Blackford Pond is a small, artificial pond in the Blackford area of Edinburgh, Scotland. The pond was created during the Victorian era in a glacial hollow in the Blackford region of Edinburgh. According to Ordnance Survey maps, it was created between 1800 and 1900 in an ice-scoured hollow.

==Wildlife==
It has significant populations of birds, including swans and ducks. There is a small bird house on the artificial island in the middle of the pond, which attracts birds all year round. The pond used to be used by the University of Edinburgh to demonstrate the use of mark and recapture to count fish.

==Geography==
The pond measures 225 by 60 m, and has an island originally 8 by 40 m in size, but the island had been eroded to a quarter of this size until it was restored in 2010.

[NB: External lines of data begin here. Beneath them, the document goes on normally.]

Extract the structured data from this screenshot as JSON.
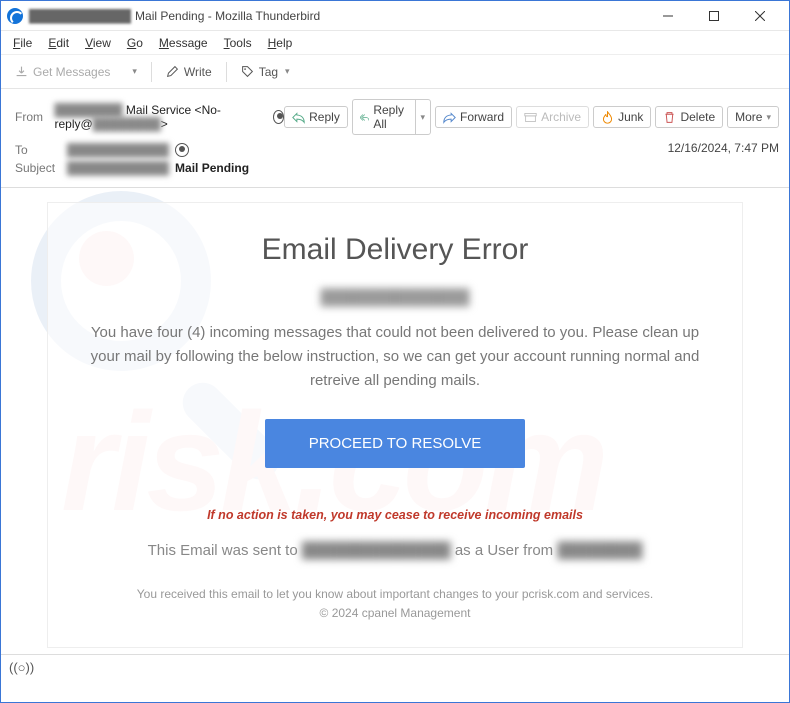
{
  "window": {
    "title_blurred": "████████████",
    "title_suffix": "Mail Pending - Mozilla Thunderbird"
  },
  "menu": {
    "file": "File",
    "edit": "Edit",
    "view": "View",
    "go": "Go",
    "message": "Message",
    "tools": "Tools",
    "help": "Help"
  },
  "toolbar": {
    "get_messages": "Get Messages",
    "write": "Write",
    "tag": "Tag"
  },
  "actions": {
    "reply": "Reply",
    "reply_all": "Reply All",
    "forward": "Forward",
    "archive": "Archive",
    "junk": "Junk",
    "delete": "Delete",
    "more": "More"
  },
  "headers": {
    "from_label": "From",
    "from_blur": "████████",
    "from_text": "Mail Service <No-reply@",
    "from_text2": "████████",
    "from_text3": ">",
    "to_label": "To",
    "to_blur": "████████████",
    "subject_label": "Subject",
    "subject_blur": "████████████",
    "subject_bold": "Mail Pending",
    "timestamp": "12/16/2024, 7:47 PM"
  },
  "email": {
    "heading": "Email Delivery Error",
    "recipient_blur": "██████████████",
    "paragraph": "You have four (4) incoming messages that could not been delivered to you. Please  clean up your mail  by following the below instruction, so we can get your account running normal and retreive all pending mails.",
    "cta": "PROCEED TO RESOLVE",
    "warning": "If no action is taken, you may cease to receive incoming emails",
    "sent_prefix": "This Email was sent to ",
    "sent_blur1": "██████████████",
    "sent_mid": " as a User from ",
    "sent_blur2": "████████",
    "footer1": "You received this email to let you know about important changes to your pcrisk.com and services.",
    "footer2": "© 2024 cpanel Management"
  },
  "status": {
    "signal": "((○))"
  }
}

The water is eutrophic due to run-off from the neighbouring allotments, as well as remains of bread given to birds and the faeces of the birds. This can lead to algal blooms that deplete the level of oxygen in the pond. There are no visible inflows, but there is a drain at the eastern end which keeps the water level constant.

In 2010, it underwent worth of work, in order to repair the overgrazed margins of the pond.

==Accessibility==
The pond is popular with families, due to its accessibility and the presence of a play area. The pond is next to Blackford Hill, and is easily accessed from both ends.

The pond was used by the Waverley Curling Club, which formed in 1848 from members of the Merchiston Curling Club. Photographs show curling was played on the pond well into the 20th century. The pond often freezes over sufficiently to support the weight of birds, but does not freeze solidly enough to safely support a human.